The Pardoner’s insensitivity appears elsewhere in this performance. In his Prologue, he eagerly confides his tactics, unaware that some would consider them evil or unsportsmanlike. Within his Tale, he does not distinguish the characters very sharply; the little boy in the tavern speaks with melodrama not unlike that of the old man. However, he does give distinct characters to the three riotours: one is evil, one very stupid (PardT 816–18, 822–23), and the youngest fresh-faced and eager until corrupted by the fiend at PardT 844."
Opening Lines
Selection One
The Canterbury Tales, General Prologue, lines 1–18
Whan that Aprill with his shoures soote
The droghte of March hath perced to the roote,
And bathed every veyne in swich licour
Of which vertu engendred is the flour;
Whan Zephirus eek with his sweete breeth
Inspired hath in every holt and heeth
The tendre croppes, and the yonge sonne
Hath in the Ram his halve cours yronne,
And smale foweles maken melodye,
That slepen al the nyght with open yë
(So priketh hem nature in hir corages),—
Thanne longen folk to goon on pilgrimages,
And palmeres for to seken straunge strondes,
To ferne halwes, kowthe in sondry londes;
And specially from every shires ende
Of Engelond to Caunterbury they wende,
The hooly blisful martir for to seke,
That hem hath holpen whan that they were seeke.
Selection Two
The Canterbury Tales, General Prologue, lines 747–768
Greet chiere made oure Hoost us everichon,
And to the soper sette he us anon.
He served us with vitaille at the beste;
Strong was the wyn, and wel to drynke us leste.

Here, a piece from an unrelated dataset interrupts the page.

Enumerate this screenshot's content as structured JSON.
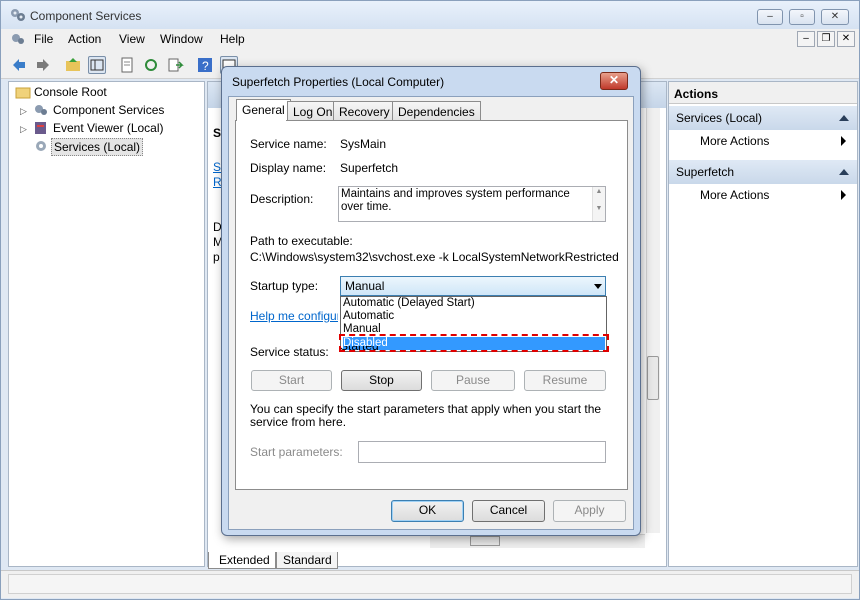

A semely man Oure Hooste was withalle
For to been a marchal in an halle.
A large man he was with eyen stepe—
A fairer burgeys was ther noon in Chepe—
Boold of his speche, and wys, and wel ytaught,
And of manhood hym lakkede right naught.
Eek therto he was right a myrie man,
And after soper pleyen he bigan,
And spak of myrthe amonges othere thynges,
Whan that we hadde madd our rekenynges,
And seyde thus: “Now, lordynges, trewely,
Ye been to me right welcome, hertely;
For by my trouthe, if that I shal nat lye,
I saugh nat this yeer so myrie a compaignye
Atones in this herberwe as is now.
Fayn wolde I doon yow myrthe, wiste I how.
And of a myrthe I am right now bythoght,
To doon yow ese, and it shal coste noght.